Thirty. Say it again, thirty. I my dear friends am the proud new owner of that lovely word. I turned the big 3-0 on June 29th. It came, we celebrated, and it went. No big hoorah, just another day. I'm not like most. To hear thirty didn't send me into a downward spiral. I didn't have thoughts of, 'oh no! not the dirty thirty!' I just took it as it came.
All in all, I'm glad to be thirty. I'm glad that the Lord has blessed me with thirty wonderful years of life. I look forward to what thirty holds, and quite honestly I look even more forward to turning forty! I know, I'm nuts... right? Nah, I think my thirties will be filled with excitement as I watch my children grow. They'll start new adventures and chapters of their lives and I, Lord's willing, will be a part of each year. Travis and I have discussed a few goals and dreams and I think several of those may become a reality during the wonderful days of being thirty-something.
I'm not scared of you thirty. I welcome you. Bring on great days, happy days, memorable moments, and even a few bumps in the road if you may. I'll take whatever you have to offer and prove to the world thirty is just another number.
I spent my birthday dining with great friends and family a few days prior to my birthday. My dear mother then cooked a spectacular dinner for me, and a delicious cake. Travis and the boys made the day bright! As I sat at my mothers table I looked around and thought to myself, "there is nowhere else I'd rather be at this moment then at this table with these wonderful people!" My life is full, blessed, and as far as I'm concerned it's as close to perfect as it can be!!!
I did receive one special gift from the boys. Travis knows I'm a sentimental gus. I love gifts that I can hold onto forever and know that it has a significance. He bought me an oak tree from the boys. Yes, a tree. I know most people don't think a tree is probably a gift, but it is to me. I love oak trees, always have, always will. Watching that tree grow is like watching my children grow. Carter was so excited, "momma, momma, we've got to plant your tree!! Where do you want it, pick a place momma!!!" We found the perfect place outside his bedroom window and my three boys dug the hole and planted the tree. Each time I look at it I smile because I think of the fun they had planting, as you can tell by the pictures.

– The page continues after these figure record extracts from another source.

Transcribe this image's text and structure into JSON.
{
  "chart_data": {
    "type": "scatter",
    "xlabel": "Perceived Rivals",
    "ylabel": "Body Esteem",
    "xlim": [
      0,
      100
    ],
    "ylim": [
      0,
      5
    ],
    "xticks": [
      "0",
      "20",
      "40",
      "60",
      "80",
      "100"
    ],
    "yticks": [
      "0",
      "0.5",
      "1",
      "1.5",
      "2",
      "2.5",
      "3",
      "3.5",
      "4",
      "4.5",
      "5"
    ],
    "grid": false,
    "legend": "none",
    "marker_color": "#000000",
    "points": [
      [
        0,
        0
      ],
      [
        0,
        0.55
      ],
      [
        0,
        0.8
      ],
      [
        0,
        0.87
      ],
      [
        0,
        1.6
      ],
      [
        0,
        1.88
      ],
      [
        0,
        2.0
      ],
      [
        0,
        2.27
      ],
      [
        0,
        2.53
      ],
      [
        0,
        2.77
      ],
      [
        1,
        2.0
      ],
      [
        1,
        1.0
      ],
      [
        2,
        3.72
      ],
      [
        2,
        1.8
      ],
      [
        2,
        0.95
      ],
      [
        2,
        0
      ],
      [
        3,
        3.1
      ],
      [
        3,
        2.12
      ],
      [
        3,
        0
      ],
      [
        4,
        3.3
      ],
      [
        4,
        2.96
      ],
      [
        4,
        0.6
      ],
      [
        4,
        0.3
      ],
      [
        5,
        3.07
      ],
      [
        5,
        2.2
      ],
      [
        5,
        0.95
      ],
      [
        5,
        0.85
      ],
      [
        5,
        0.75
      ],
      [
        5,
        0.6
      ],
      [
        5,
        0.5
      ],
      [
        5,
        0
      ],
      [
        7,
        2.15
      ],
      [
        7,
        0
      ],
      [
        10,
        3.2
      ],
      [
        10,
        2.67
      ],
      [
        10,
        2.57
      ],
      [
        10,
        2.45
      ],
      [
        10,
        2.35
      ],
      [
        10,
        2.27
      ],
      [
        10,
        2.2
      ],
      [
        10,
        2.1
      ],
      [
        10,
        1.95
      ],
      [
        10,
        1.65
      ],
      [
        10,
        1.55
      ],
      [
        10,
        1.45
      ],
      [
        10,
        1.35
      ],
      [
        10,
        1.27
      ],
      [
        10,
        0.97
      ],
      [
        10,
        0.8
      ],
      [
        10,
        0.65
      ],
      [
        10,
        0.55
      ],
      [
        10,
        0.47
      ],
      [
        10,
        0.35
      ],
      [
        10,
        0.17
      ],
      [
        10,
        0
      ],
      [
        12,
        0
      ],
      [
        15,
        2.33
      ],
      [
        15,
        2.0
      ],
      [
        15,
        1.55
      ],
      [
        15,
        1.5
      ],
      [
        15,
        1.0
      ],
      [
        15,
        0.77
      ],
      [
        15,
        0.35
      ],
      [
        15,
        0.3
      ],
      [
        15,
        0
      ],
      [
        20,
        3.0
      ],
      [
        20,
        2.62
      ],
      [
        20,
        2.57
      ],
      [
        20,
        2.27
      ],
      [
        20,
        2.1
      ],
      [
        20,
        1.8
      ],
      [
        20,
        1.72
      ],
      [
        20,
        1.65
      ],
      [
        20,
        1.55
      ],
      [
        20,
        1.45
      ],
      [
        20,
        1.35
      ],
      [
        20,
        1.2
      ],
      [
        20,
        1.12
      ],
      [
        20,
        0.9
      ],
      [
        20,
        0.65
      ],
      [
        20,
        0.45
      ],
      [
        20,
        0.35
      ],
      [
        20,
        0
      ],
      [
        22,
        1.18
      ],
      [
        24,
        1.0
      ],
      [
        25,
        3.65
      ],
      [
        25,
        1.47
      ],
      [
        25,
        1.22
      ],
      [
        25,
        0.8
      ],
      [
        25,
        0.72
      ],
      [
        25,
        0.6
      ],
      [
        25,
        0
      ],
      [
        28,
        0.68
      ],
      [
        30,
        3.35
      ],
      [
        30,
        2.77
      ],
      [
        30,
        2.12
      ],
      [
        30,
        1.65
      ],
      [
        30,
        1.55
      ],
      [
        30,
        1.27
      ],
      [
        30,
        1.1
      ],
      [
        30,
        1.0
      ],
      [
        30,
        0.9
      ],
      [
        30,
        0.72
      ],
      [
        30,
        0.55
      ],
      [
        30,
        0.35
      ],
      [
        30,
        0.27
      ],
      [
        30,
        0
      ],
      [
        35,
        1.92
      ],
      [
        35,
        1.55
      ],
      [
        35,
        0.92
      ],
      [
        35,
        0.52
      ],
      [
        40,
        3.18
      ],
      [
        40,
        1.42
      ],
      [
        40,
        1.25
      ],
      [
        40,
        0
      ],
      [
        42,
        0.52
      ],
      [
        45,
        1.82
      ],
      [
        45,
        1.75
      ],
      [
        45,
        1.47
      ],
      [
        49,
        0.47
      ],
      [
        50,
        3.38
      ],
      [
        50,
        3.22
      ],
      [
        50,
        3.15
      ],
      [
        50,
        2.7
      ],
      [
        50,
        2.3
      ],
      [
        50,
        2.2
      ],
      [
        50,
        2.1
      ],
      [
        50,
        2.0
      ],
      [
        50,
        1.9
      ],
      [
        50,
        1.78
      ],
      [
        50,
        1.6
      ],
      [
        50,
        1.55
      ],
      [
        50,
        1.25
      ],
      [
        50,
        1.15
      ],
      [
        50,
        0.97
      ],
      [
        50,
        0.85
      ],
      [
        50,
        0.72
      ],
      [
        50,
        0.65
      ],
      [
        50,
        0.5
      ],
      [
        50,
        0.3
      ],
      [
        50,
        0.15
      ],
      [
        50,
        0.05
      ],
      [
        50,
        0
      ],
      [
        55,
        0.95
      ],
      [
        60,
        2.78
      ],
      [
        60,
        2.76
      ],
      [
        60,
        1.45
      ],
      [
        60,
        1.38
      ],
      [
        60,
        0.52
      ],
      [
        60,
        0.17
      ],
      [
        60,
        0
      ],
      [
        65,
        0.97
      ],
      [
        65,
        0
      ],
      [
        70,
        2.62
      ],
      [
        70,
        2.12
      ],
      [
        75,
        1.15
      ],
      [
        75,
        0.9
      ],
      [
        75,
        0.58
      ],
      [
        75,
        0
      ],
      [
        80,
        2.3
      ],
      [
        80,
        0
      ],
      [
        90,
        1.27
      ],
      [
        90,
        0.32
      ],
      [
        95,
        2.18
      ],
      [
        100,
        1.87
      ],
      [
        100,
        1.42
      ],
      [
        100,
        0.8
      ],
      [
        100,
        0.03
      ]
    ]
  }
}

I'm glad to be thirty. I feel like to be thirty years old, I've done pretty good for myself. I don't have a college education or a high paying job, but the job I have is the greatest ever. I get to be a wife to the most calm, peaceful, understanding, loving man I know. I get to be the momma to two boys that are as opposite as black and white but make me laugh each day. I get to spend every day at home with my babies, and I have a beautiful home to live in, a family that loves me as much as I love them. I don't need the things of this world to bring happiness to my life. I wouldn't trade my life for anything the world has to offer. Well, maybe the few grey hairs that are sprouting on the top of my head.... but as my granny has always said, "with age comes wisdom". Can I change that up to say, "with age comes wisdom and more grey hair?!"
I hope that my prediction of thirty is correct. I pray it's full of happiness, contentment, good health, peace, and more love than the last thirty!